Australian house museums offering Paisley Park a run for its money

Media release
25 October 2016

With news that pop star Prince’s home, Paisley Park, is now open to the public as a museum, a Deakin University expert in house museums explains the opening of the late musician's doors is not just a once-off phenomenon.

Dr Linda Young, Senior Lecturer in Cultural Heritage and Museum Studies at Deakin University and author of the upcoming book Historic houses in the United Kingdom and the United States: A History, said that houses made for a distinctive species of museum.

“Houses become museums for a number of reasons. They could be monuments to collectors, specimens of design, or a historic event or, as in the case of Paisley Park or Elvis’ Graceland, a monument to a hero,” Dr Young said.

“Many house museums are set up thanks to collectors who are keen to keep their collection together and these collectors houses are well thought of as ‘egoseums’.

“For visitors, house museums offer the voyeuristic pleasure of entering the private life of the famous, from staid Victorian writers to contemporary pop culture stars.

“House museums are particularly popular in the UK and the US, with one of the first examples being Abbotsford, the home of 19th century romantic poet and novelist Sir Walter Scott, on the banks of the River Tweed in Scotland.

“Sir Walter began building this ‘Gothick’ castle in 1825 and his fans used to come and visit him there. They kept on coming after he died in 1832 and his family allowed them into his library, then his collection of armour, then the drawing room, until in 1850, they built a new little castle next door and moved into that, leaving the original Abbotsford for the tourists.

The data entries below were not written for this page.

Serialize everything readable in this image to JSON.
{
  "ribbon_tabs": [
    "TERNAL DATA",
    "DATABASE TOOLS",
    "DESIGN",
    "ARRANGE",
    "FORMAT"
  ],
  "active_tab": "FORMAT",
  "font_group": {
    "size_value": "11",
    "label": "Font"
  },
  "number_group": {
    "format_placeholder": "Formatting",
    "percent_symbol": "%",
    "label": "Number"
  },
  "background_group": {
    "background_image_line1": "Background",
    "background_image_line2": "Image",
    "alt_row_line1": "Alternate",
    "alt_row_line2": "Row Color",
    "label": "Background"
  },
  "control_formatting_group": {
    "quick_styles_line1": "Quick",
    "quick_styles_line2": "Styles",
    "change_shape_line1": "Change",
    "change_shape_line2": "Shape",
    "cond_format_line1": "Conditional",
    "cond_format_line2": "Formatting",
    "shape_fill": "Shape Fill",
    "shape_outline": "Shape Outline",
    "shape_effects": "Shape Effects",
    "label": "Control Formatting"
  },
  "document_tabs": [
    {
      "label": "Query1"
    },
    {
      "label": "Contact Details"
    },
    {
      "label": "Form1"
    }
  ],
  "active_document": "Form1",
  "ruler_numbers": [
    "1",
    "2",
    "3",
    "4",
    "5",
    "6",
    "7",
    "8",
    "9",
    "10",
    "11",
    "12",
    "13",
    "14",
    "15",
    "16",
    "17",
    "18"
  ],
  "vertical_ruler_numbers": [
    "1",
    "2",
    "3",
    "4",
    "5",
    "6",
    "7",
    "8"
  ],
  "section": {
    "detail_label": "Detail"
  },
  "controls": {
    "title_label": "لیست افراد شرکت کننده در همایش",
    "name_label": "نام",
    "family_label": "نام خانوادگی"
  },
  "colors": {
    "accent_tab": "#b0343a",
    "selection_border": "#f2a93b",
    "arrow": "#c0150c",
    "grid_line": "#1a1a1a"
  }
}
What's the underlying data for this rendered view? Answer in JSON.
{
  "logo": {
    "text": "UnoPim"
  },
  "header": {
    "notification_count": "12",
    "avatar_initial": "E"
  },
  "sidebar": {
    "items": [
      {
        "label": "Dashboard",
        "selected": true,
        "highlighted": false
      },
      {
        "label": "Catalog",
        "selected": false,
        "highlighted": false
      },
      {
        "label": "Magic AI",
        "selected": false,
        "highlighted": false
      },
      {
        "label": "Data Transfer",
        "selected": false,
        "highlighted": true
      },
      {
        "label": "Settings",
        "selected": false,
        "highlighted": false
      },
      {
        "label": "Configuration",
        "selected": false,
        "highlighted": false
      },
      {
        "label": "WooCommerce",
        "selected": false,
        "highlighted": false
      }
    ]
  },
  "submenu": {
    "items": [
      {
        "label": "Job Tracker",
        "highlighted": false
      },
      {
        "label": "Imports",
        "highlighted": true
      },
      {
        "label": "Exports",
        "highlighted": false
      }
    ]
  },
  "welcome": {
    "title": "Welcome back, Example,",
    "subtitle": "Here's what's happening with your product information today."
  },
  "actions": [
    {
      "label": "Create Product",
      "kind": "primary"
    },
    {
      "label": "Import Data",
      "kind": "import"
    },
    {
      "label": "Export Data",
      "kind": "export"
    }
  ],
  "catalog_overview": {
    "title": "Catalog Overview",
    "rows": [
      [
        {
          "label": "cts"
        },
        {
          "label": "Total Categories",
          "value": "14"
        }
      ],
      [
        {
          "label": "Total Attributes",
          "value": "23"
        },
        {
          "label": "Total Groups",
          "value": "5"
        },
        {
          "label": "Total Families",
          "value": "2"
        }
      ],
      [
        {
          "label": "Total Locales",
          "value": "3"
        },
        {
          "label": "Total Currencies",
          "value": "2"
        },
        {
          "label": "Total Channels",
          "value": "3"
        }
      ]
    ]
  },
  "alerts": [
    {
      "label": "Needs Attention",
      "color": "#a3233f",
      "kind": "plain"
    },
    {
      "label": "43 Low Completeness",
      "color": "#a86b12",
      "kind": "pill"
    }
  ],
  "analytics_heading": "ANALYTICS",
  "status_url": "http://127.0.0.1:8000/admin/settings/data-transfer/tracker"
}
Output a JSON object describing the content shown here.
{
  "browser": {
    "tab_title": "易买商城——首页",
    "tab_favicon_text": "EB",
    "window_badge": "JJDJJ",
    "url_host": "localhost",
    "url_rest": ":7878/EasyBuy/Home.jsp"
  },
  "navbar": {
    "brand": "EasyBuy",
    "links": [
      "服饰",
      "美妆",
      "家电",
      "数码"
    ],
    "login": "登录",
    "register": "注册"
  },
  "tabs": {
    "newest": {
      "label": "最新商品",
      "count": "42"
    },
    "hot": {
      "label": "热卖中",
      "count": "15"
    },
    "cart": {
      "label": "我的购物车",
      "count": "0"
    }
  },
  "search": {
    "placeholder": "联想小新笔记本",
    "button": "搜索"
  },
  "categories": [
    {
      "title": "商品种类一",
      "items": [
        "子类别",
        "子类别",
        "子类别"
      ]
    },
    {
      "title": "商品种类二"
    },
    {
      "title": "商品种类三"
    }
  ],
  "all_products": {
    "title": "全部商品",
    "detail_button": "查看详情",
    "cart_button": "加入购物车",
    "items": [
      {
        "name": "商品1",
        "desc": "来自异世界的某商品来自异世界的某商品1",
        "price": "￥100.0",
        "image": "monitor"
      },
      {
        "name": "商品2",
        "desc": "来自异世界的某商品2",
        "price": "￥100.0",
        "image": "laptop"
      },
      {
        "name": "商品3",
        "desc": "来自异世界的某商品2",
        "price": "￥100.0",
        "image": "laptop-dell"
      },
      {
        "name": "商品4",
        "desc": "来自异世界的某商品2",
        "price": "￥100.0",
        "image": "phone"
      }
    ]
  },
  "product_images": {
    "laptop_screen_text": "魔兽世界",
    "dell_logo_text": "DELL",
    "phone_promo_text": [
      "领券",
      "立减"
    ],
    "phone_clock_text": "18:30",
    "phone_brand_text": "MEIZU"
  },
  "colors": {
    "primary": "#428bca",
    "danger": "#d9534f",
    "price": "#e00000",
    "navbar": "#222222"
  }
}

“Here in Australia, there are over 200 house museums, many of which are managed and run by the National Trust and other voluntary organisations. They range from rambling houses with magnificent gardens – like Rippon Lea and Werribee Mansion – to humble huts in the bush.”

If a trip to Paisley Park is a stretch for your next holiday but you’d still like to experience the lives and memories captured in house museums, Dr Young suggests pencilling in a trip to her Top 5 Australian house museums:

1.Susannah Place, The Rocks, Sydney
This terrace of four houses was built in 1844 for working class tenants and had domestic occupants until 1990. Today, the terraces are furnished to represent a corner shop and dwelling about 1900, a worker’s home in the 1840s, a house stripped bare to expose 150 years of inhabitation, and another, stabilised and closed up as a capsule specimen for the future to examine. The whole stands as a documentation of the urban working class community in The Rocks throughout time and is a real ‘house of the humble’.

2. Calthorpes’ House, Canberra
Built in 1927, just as Canberra was taking off as the national capital, this middle-class house was furnished by Mrs Dell Calthorpe in one great shopping trip to the Beard Watson emporium in Sydney. She was a careful, thrifty housekeeper. Not only do the original accounts survive, but so does the fashionable ‘Tudorbethan’ furniture, the stylish drapery, and a sequence of stoves and other kitchen technology.

3. McCrae Homestead, at the foot of Arthur’s Seat, Mornington Peninsula
The McCrae family represents the genteel but not very successful end of the Australian settler spectrum. Their experience was recorded in Mrs Georgiana McCrae’s diary, and leaves behind the slab timber house now known as the McCrae Homestead, today bizarrely surrounded by suburban development. Built in 1844, with internal walls rendered and whitewashed, Georgiana made the house a home with furnishings she brought with her. Many of these survived in the family after they left Arthur’s Seat, and returned to the house when it was presented to the National Trust in 1970.

4. Marble Hill, Adelaide Hills, SA
One of the most romantic ruins in Australia is this stark, burned-out, neo-Gothic shell. The summer house of the Governors of South Australia from 1880 to 1955, it was destroyed in one of the Hills’ endemic bushfires and has been maintained as a ruin ever since. Surrounded again by well-grown trees which tickle the sweeping views, Marble Hill is rather beautiful and a witness of dominant nature over culture. Controversially, the ruin was sold some years ago and is being privately restored to habitable condition.

5. Ben Chifley’s House, Bathurst, NSW
Australians don’t memorialise many heroes among their political leaders. Ben and Lizzie Chifley, both Bathurst-born, married in 1914 and moved into this semi-detached Victorian cottage near the railway workshops. Ben was already active in union politics and he went on to serve as Treasurer under John Curtin in World War II. As the post-War Prime Minister, he introduced social services and nation-building projects. Lizzie never came to Canberra, where ‘Chif’ died in 1951. Their modest home, furnished in pre- and post-War periods, was museumised in 1973 and is now a Labor shrine.

Historic houses in the United Kingdom and the United States: A History by Dr Linda Young will be published by Rowman & Littlefield in December 2016.